Methods: An experimental system was developed to allow non-invasive fMRI of the brain to determine the CNS effects of graded stimulation of a typical TeP. FMS patients and demographically-matched healthy controls [HNC] were recruited. All had known levels of lumbar spinal fluid SP. Clinical measures of subjective pain, insomnia, depression, and functional ability were obtained. The pressure pain threshold [PPT] was pre-determined for each subject by algometry. A computer driven cutaneous electrical stimulator device [invented locally] used a random testing protocol to separately determine the heat sensory and heat pain thresholds. A semi-automated, air pressure-driven algometer [invented locally, safe for use with MRI] reproducibly delivered sequential sets of graded pressure stimuli to the right medial knee TeP while the subject was being continuously monitored by fMRI. These fMRI experiments were performed on a 1.9 T GE/Elscint Prestige MRI scanner located in the Research Imaging Center at the UTHSCSA. A T2-weighted, multiple slices, echo-planar, gradient-echo pulse sequence was used with the parameters of TR/TE/flip angle = 2000 ms/45 ms/90-deg, slice thickness = 6 mm, and image spatial resolution = 2.9 mm x 2.9 mm. The sequence for each of the 10 identically repeated test sets was: resting [i.e., no contact] for 30 seconds, non-painful pressure below the PPT for six seconds, resting for 30 seconds, painful pressure above the PPT for six seconds. The averaged resting fMRI signals were separately subtracted from the averaged signals obtained with each of the active stimuli. The resultant, stimulus-specific activation fMRI images were overlaid on the relevant MRI anatomic images to facilitate identification of the activated CNS structures.

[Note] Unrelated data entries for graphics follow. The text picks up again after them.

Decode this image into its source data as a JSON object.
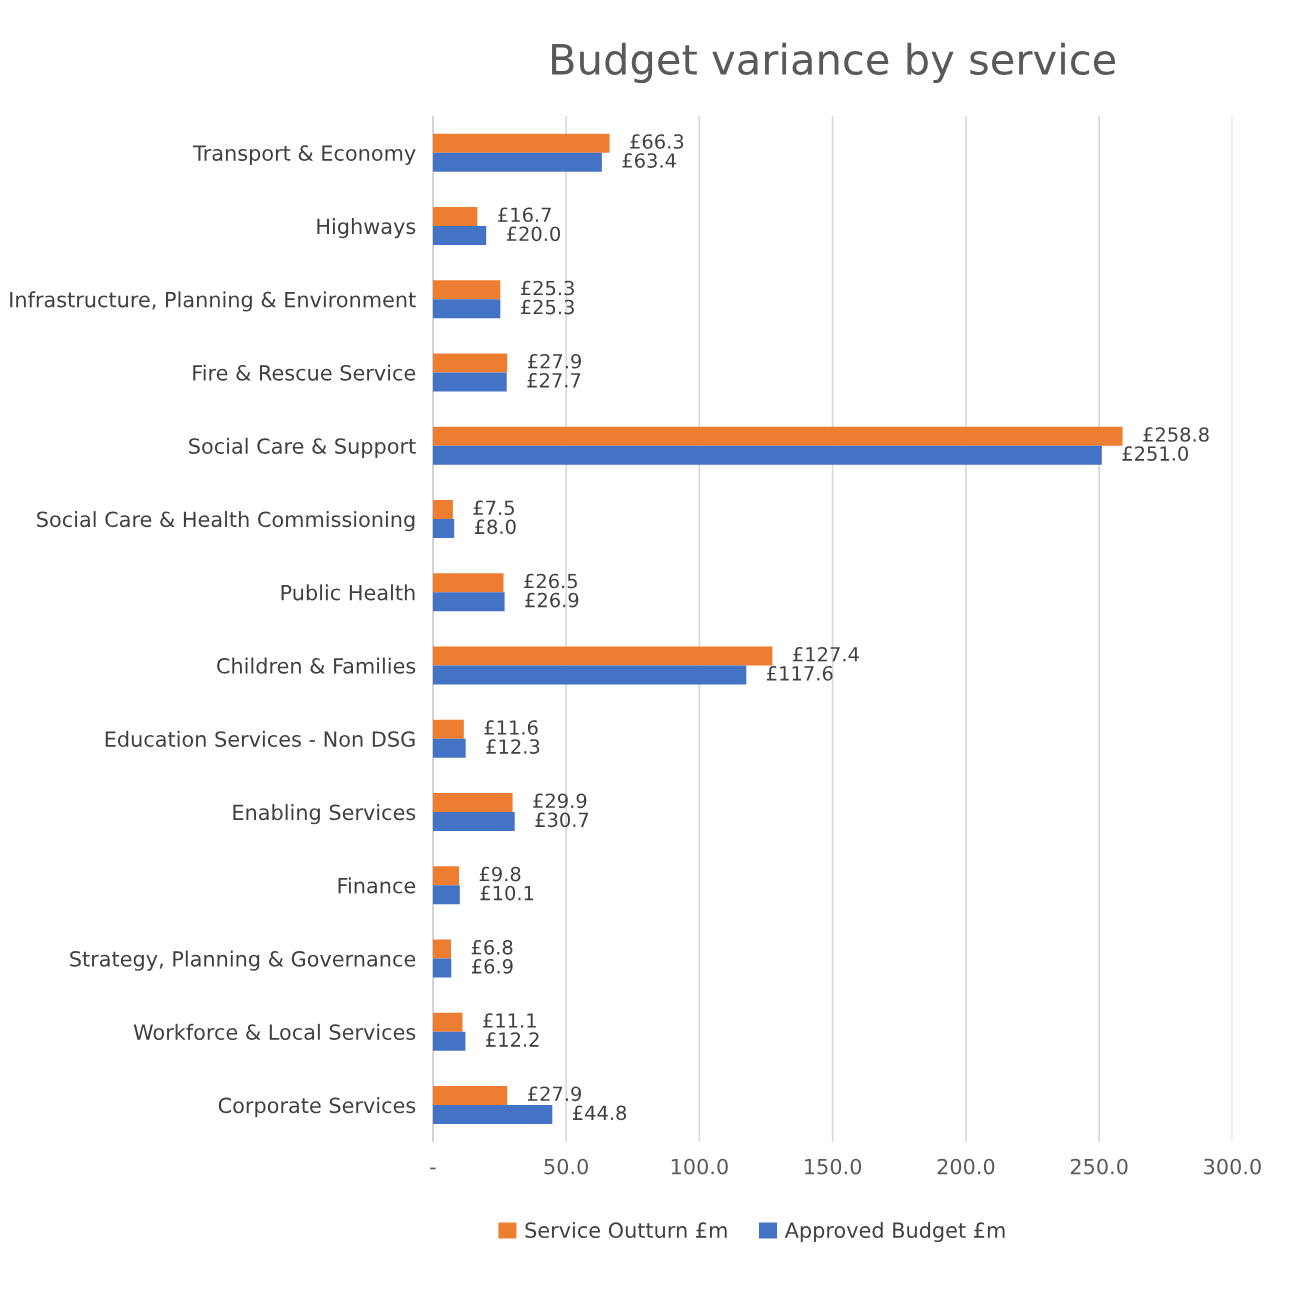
{
  "chart_data": {
    "type": "bar",
    "orientation": "horizontal",
    "title": "Budget variance by service",
    "categories": [
      "Transport & Economy",
      "Highways",
      "Infrastructure, Planning & Environment",
      "Fire & Rescue Service",
      "Social Care & Support",
      "Social Care & Health Commissioning",
      "Public Health",
      "Children & Families",
      "Education Services - Non DSG",
      "Enabling Services",
      "Finance",
      "Strategy, Planning & Governance",
      "Workforce & Local Services",
      "Corporate Services"
    ],
    "series": [
      {
        "name": "Service Outturn £m",
        "color": "#ed7d31",
        "values": [
          66.3,
          16.7,
          25.3,
          27.9,
          258.8,
          7.5,
          26.5,
          127.4,
          11.6,
          29.9,
          9.8,
          6.8,
          11.1,
          27.9
        ],
        "value_labels": [
          "£66.3",
          "£16.7",
          "£25.3",
          "£27.9",
          "£258.8",
          "£7.5",
          "£26.5",
          "£127.4",
          "£11.6",
          "£29.9",
          "£9.8",
          "£6.8",
          "£11.1",
          "£27.9"
        ]
      },
      {
        "name": "Approved Budget £m",
        "color": "#4472c4",
        "values": [
          63.4,
          20.0,
          25.3,
          27.7,
          251.0,
          8.0,
          26.9,
          117.6,
          12.3,
          30.7,
          10.1,
          6.9,
          12.2,
          44.8
        ],
        "value_labels": [
          "£63.4",
          "£20.0",
          "£25.3",
          "£27.7",
          "£251.0",
          "£8.0",
          "£26.9",
          "£117.6",
          "£12.3",
          "£30.7",
          "£10.1",
          "£6.9",
          "£12.2",
          "£44.8"
        ]
      }
    ],
    "xlim": [
      0,
      300
    ],
    "xticks": [
      {
        "value": 0,
        "label": "-"
      },
      {
        "value": 50,
        "label": "50.0"
      },
      {
        "value": 100,
        "label": "100.0"
      },
      {
        "value": 150,
        "label": "150.0"
      },
      {
        "value": 200,
        "label": "200.0"
      },
      {
        "value": 250,
        "label": "250.0"
      },
      {
        "value": 300,
        "label": "300.0"
      }
    ],
    "grid": "x",
    "legend": "bottom"
  }
}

Results: Pressure applied to the medial knee TeP produced distinct fMRI images, indicating stimulus-induced changes in CNS blood flow and/or metabolic function within the brains of both HNC and FMS. Involved brain areas included thalamus, caudate nucleus, supplemental motor area in the paramedial cortex of the frontal lobe, sensory cortex, visual cortex, and cerebellum. Dramatic, stimulus-dependent, differences in the localization and in the magnitude of the CNS responses readily distinguished FMS from HNC [examples will be shown]. The CNS responses of FMS subjects were substantially more intense and distinctively more bilateral than those of the HNC. Correlations of the fMRI results with key clinical and laboratory variables will be discussed.

Presented at the National Fibromyalgia Research Association's Subgroups in Fibromyalgia Symposium, September 26-27, 1999, in Portland, Oregon.